Hong Kong ‘techstyle’ incubator The Mills awards top prize to fashion start-up
Shai Levy, designer for start-up Seventy Eight Percent and winner of The Mills Pitch Day, at the event in Central. Photo: David Wong
A HK$700 million private initiative to turn a textile factory into a creative cluster held its first incubation event yesterday, hoping to set a tone for Hong Kong’s commercial sector investments in creativity and innovation.
Nan Fung Group’s The Mills, which will convert the group’s 55-year-old textile factory in Tsuen Wan into a complex for textile business, heritage and culture, announced the winner of its Pitch Day competition featuring eight start-ups that had offered their business proposals to a judging panel of fashion and business experts.
The group’s chief executive, former Financial Secretary Antony Leung Kam-chung, said The Mills will develop an incubation programme to groom young entrepreneurs and start-ups in “techstyle”. The idea is to build on Hong Kong’s past textile industry, which was once the city’s largest employer.

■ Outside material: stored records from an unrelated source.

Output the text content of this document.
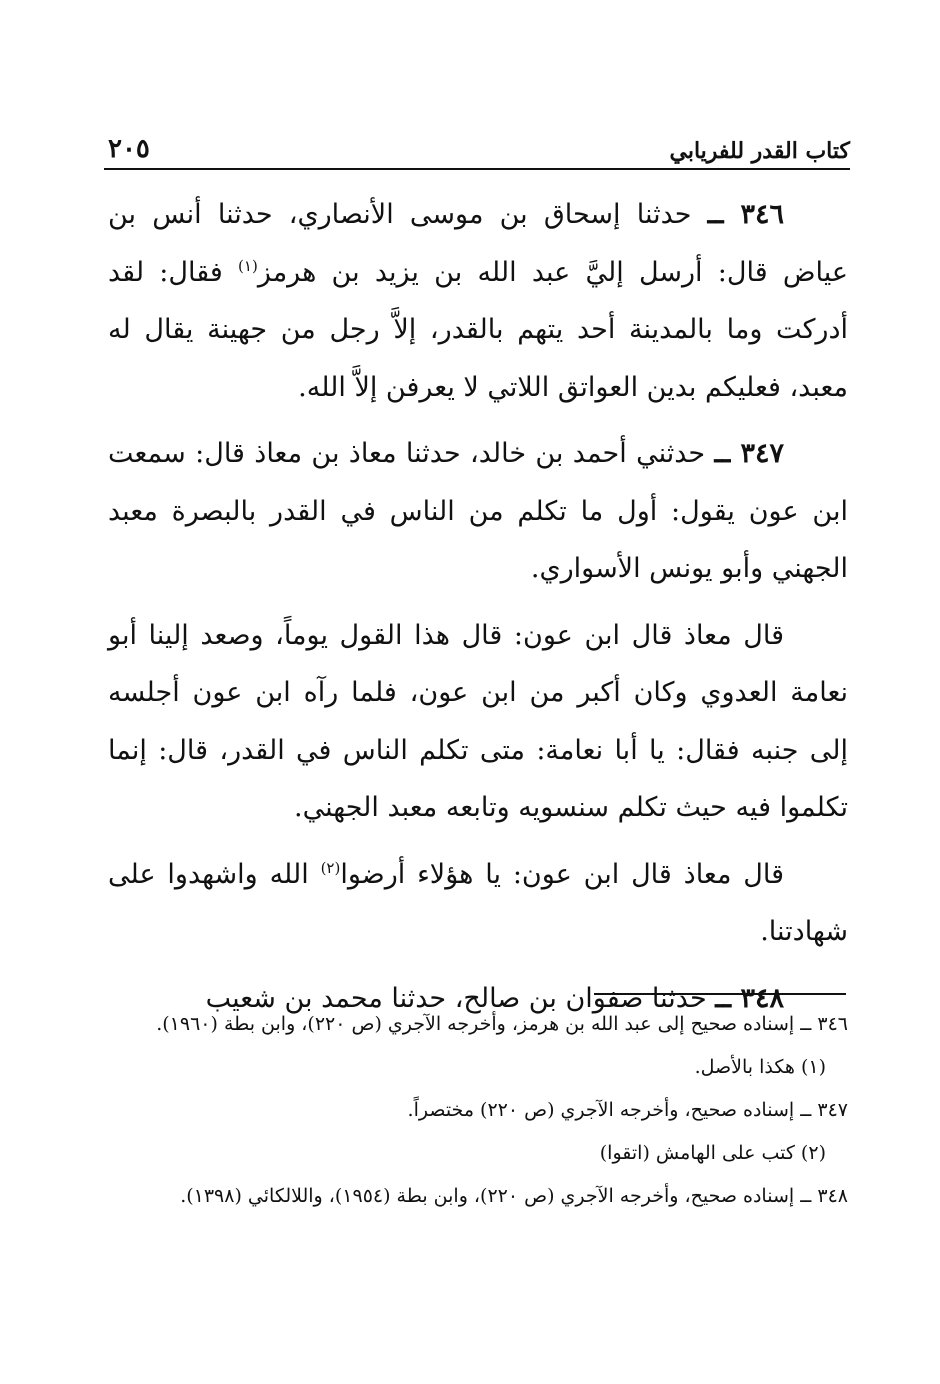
كتاب القدر للفريابي
٢٠٥

٣٤٦ ــ حدثنا إسحاق بن موسى الأنصاري، حدثنا أنس بن عياض قال: أرسل إليَّ عبد الله بن يزيد بن هرمز$^{(١)}$ فقال: لقد أدركت وما بالمدينة أحد يتهم بالقدر، إلاَّ رجل من جهينة يقال له معبد، فعليكم بدين العواتق اللاتي لا يعرفن إلاَّ الله.

٣٤٧ ــ حدثني أحمد بن خالد، حدثنا معاذ بن معاذ قال: سمعت ابن عون يقول: أول ما تكلم من الناس في القدر بالبصرة معبد الجهني وأبو يونس الأسواري.

قال معاذ قال ابن عون: قال هذا القول يوماً، وصعد إلينا أبو نعامة العدوي وكان أكبر من ابن عون، فلما رآه ابن عون أجلسه إلى جنبه فقال: يا أبا نعامة: متى تكلم الناس في القدر، قال: إنما تكلموا فيه حيث تكلم سنسويه وتابعه معبد الجهني.

قال معاذ قال ابن عون: يا هؤلاء أرضوا$^{(٢)}$ الله واشهدوا على شهادتنا.

٣٤٨ ــ حدثنا صفوان بن صالح، حدثنا محمد بن شعيب

٣٤٦ ــ إسناده صحيح إلى عبد الله بن هرمز، وأخرجه الآجري (ص ٢٢٠)، وابن بطة (١٩٦٠).

(١) هكذا بالأصل.

٣٤٧ ــ إسناده صحيح، وأخرجه الآجري (ص ٢٢٠) مختصراً.

(٢) كتب على الهامش (اتقوا)

٣٤٨ ــ إسناده صحيح، وأخرجه الآجري (ص ٢٢٠)، وابن بطة (١٩٥٤)، واللالكائي (١٣٩٨).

“Facing globalisation and the technological boom, we want to create a future for Hong Kong focusing on innovation, creativity and entrepreneurship,” Leung said yesterday.
“Hong Kong should not be just a financial centre and a city about passing school exams and getting a job,” he added. “It should be a hub for talents from all over the world to realise their dreams. Our freedom and rule of law give us room for creativity.”
At yesterday’s Pitch Day, Shai Levy’s Seventy Eight Percent, which makes fashion accessories functional, beat seven competitors to claim the top prize, winning HK$80,000 cash plus a business development trip and mentorship valued at HK$120,000.
Cherry Chan, person-in-charge of The Mills, said the future complex will be made of three blocks – Fabrica, Gallery and Shopfloor – which will respectively focus on industry incubation, non-profit operations as well as retail and food and beverage outlets.
“We foresee a structured incubation programme taking references from successful examples overseas, such as those under CFDA [Council of Fashion Designers of America] in New York and Centre for Fashion Enterprise in London,” said Chan. “We want to groom businesses that are commercially sustainable.”
Chan said the overall incubation programme will pick 10 or fewer start-ups, which might have a chance to be based at The Mills when it opens in 2018.
She hoped The Mills’ incubation programme can set a tone for the city’s private sector, and cultivate Hong Kong’s angel investment culture, taking cues from Silicon Valley “to take start-ups under their wings”.